Verdict: We're still curious about the album, and cautiously optimistic, but disappointed that Bowie appears to be embracing nostalgia.
Destiny's Child - Nuclear
Speaking of nostalgia, this new Destiny's Child just reeks of the 90s. Somewhere between Soul II Soul and Janet Jackson, Nuclear isn't exactly what fans were hoping for, but isn't embarrassing either. Though like Bowie and Timberlake's comeback attempts, this one is also lacking a memorable hook. It feels like any second there's going to be some change to bring it up to the next level, but instead it just floats along lazily.
If this is supposed to get us excited for their much-hyped Superbowl appearance, it's not doing the trick. If it were just an album track sitting alongside some catchy singles, it would be a different story, but it just doesn't have the feel that a big single should have.

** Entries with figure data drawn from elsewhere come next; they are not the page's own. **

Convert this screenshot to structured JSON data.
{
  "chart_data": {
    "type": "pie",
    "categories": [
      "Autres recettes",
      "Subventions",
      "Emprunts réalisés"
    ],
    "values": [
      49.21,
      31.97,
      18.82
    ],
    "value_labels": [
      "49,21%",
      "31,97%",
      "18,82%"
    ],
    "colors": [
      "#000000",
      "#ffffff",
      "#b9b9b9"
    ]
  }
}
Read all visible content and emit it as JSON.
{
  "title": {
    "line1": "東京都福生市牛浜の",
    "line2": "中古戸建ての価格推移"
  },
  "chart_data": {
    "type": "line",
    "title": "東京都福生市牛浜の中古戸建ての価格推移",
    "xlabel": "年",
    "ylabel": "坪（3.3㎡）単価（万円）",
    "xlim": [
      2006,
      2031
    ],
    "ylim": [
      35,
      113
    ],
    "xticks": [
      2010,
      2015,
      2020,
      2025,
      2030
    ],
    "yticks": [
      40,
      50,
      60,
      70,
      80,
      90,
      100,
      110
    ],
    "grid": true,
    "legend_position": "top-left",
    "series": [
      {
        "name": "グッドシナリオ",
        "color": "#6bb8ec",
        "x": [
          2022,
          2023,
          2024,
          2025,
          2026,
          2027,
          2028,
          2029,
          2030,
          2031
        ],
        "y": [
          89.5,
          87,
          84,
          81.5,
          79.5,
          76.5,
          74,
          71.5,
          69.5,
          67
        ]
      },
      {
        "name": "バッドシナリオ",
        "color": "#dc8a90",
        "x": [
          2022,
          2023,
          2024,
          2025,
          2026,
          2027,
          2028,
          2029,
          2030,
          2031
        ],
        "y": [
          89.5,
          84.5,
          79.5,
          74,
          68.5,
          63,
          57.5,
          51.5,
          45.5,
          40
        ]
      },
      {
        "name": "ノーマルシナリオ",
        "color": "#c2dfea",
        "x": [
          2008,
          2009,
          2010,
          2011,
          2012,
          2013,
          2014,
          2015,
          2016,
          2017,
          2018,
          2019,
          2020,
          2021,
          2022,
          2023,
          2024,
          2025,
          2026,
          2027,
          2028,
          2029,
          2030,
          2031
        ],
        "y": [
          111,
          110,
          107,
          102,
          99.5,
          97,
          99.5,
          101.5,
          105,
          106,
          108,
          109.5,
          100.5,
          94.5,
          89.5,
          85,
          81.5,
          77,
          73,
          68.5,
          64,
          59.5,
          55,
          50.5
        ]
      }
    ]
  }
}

Verdict: It's growing on us, but there's no way this has any chance to become a true R&B anthem.
Suede - Barriers
Finally, a comeback song with an actual chorus! Brett Anderson's wail is sounding pleasantly flamboyant, and Richard Oakes's guitar licks bring back fond memories of Bernard Butler's earlier work with the band. It must suck to be constantly compared to the guitarist you replaced in 1994, but there are worse things in life.
Barriers sounds better than anything the glam revivalists have done in many years, but some might argue that's very faint praise. Compared to early songs like Animal Nitrate, it feels a touch lifeless, which should perhaps be expected: they were a hell of a lot younger back then.
Verdict: Much better than we anticipated, but still unlikely to transform them into a buzz band again.